Western corporates don't go outsourcing in India for the talent.
They go outsourcing in India because they want to wield the axe on what they perceive as the expense of Western developers.
So, if they're not willing to pay Western developers, they're not exactly going to be looking at the premium end of the Indian talent pool either are they !
Especially as a typical remuneration structure for senior management is that you are rewarded with a bonus based on the amount of cost-cutting you've achieved.
In India, because of different levels of pay, one can get trained for first few years by working for cheap companies. Once they hone skills, they go for companies that pay them top: companies even below WITCH -> WITCH -> American companies in India -> American companies in America; that's how the pipeline works there.
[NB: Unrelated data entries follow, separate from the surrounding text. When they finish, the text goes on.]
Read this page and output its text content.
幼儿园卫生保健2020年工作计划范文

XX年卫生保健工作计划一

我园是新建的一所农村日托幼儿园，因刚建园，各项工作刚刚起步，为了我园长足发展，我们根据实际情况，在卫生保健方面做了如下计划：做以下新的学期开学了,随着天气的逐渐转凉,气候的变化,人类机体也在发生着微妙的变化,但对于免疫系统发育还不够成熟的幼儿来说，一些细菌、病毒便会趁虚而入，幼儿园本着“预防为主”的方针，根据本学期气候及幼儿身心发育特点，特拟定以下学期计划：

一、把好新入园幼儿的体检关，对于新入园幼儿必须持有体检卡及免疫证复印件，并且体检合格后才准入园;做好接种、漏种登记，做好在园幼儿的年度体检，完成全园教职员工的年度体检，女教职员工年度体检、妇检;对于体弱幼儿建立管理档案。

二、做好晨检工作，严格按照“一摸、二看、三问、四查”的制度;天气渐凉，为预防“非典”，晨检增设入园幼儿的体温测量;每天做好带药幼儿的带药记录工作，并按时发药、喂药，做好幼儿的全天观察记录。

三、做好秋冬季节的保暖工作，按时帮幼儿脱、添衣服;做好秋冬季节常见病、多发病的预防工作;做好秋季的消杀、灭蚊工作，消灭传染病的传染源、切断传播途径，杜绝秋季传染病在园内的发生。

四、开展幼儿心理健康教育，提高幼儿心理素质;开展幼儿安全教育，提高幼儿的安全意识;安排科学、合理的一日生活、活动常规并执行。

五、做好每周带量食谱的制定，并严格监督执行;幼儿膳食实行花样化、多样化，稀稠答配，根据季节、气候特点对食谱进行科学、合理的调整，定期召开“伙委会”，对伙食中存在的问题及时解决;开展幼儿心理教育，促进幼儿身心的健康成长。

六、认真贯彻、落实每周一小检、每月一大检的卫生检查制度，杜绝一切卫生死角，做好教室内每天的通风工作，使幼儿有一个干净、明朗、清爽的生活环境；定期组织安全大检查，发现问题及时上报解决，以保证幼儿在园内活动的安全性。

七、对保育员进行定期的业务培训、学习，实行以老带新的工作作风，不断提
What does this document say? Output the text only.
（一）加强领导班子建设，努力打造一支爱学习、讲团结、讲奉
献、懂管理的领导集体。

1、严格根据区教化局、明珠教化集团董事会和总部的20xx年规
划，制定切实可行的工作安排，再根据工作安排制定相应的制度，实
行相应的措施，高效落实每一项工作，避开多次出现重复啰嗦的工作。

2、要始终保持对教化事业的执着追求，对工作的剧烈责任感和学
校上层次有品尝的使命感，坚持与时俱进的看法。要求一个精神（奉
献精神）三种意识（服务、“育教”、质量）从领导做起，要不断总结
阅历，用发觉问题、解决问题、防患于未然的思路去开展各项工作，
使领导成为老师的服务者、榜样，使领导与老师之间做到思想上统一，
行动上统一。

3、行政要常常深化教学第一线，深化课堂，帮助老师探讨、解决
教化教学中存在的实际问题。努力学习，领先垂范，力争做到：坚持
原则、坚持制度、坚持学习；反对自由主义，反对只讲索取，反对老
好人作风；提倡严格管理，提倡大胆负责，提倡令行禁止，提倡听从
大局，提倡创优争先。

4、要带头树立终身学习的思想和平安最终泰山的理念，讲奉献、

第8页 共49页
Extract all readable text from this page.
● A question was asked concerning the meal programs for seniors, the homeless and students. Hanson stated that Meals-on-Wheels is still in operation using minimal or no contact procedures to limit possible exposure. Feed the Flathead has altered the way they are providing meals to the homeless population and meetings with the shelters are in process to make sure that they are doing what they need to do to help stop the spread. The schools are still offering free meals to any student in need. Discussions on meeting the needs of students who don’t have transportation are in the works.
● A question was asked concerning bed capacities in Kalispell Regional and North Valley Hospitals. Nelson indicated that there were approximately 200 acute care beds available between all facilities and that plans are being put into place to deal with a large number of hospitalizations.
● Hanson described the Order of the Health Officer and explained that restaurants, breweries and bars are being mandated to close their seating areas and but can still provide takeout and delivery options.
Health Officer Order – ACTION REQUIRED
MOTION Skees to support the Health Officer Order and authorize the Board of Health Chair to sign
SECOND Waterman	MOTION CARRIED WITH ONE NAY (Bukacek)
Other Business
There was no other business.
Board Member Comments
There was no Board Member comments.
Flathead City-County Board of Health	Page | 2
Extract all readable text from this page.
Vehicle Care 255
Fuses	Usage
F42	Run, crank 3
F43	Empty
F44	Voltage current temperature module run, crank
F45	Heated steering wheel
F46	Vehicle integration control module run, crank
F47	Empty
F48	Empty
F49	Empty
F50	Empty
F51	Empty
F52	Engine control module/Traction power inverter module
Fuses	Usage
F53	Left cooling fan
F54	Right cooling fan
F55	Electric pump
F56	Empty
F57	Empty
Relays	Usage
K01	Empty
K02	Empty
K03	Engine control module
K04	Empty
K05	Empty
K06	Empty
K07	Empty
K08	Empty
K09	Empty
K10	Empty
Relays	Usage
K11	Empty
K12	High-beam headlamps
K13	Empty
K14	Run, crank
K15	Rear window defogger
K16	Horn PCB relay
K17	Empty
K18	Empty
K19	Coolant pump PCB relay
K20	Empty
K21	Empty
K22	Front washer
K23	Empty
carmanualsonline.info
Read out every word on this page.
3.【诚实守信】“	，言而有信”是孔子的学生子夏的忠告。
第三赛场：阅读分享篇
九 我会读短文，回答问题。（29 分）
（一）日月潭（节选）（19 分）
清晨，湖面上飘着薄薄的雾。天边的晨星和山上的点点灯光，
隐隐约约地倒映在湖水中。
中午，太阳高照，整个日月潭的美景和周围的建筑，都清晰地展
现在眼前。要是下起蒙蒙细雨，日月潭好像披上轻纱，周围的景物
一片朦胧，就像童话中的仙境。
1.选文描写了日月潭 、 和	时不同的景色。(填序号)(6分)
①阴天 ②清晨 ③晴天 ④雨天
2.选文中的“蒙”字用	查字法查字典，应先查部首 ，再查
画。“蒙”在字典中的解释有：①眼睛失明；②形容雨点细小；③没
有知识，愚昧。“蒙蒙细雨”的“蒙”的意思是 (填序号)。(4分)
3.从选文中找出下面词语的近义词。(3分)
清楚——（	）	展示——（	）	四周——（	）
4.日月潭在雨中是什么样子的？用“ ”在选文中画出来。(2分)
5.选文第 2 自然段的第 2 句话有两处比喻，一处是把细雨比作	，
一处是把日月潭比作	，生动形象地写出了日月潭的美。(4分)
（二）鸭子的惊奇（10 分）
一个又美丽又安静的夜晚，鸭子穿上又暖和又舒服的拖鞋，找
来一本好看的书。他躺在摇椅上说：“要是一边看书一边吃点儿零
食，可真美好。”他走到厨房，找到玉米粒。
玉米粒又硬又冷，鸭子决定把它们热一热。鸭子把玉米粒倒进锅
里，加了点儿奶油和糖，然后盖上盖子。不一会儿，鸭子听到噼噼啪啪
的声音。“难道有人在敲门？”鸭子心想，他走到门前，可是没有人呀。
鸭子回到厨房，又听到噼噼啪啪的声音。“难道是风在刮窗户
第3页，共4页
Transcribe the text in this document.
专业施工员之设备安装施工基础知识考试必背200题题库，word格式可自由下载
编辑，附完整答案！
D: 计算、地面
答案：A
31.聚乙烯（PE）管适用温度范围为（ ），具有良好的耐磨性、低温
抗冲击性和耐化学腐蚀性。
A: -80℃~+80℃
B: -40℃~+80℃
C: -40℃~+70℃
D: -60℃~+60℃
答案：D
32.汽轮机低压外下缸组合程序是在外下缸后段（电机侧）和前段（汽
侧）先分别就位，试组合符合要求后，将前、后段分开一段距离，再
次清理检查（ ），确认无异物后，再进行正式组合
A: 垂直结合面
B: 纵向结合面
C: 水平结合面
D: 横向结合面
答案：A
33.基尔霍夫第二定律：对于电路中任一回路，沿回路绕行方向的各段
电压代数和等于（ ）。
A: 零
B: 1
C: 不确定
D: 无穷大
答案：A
In the states, this pipeline is completely gutted: every company wants rockstars or hires fresh grads from select schools.
I beg to differ.
You're either ignorant or have no idea how many SW and HW you interact with regularly from big name companies, has been through the hands of skilled Indian or other offshore devs which while being cheaper than American devs, are in now way worse programmers, sometimes the opposite.
You seem to equate pay only with talent and skill, but that's rarely the case. Lower paid international devs aren't necessarily worse than their American counterparts and well paid American devs aren't always better than international talent.
Your pay is more a function of opportunities and supply/demand in your area rather then purely on your own skills. Otherwise explain me how the same international devs who struggle to crack 50k in their own developing country can suddenly score 200k+ the moment they're in the American labor market. They don't magically become 4x better coders the moment they cross the border.
Also, you're making it sound like the devs can do whatever they want and happened to deliver cool new features. As said, back then everything hinted at them just switching Workstation to maintenance mode and letting it slowly fade into irrelevance, so it wouldn't have mattered how brilliant that new team was.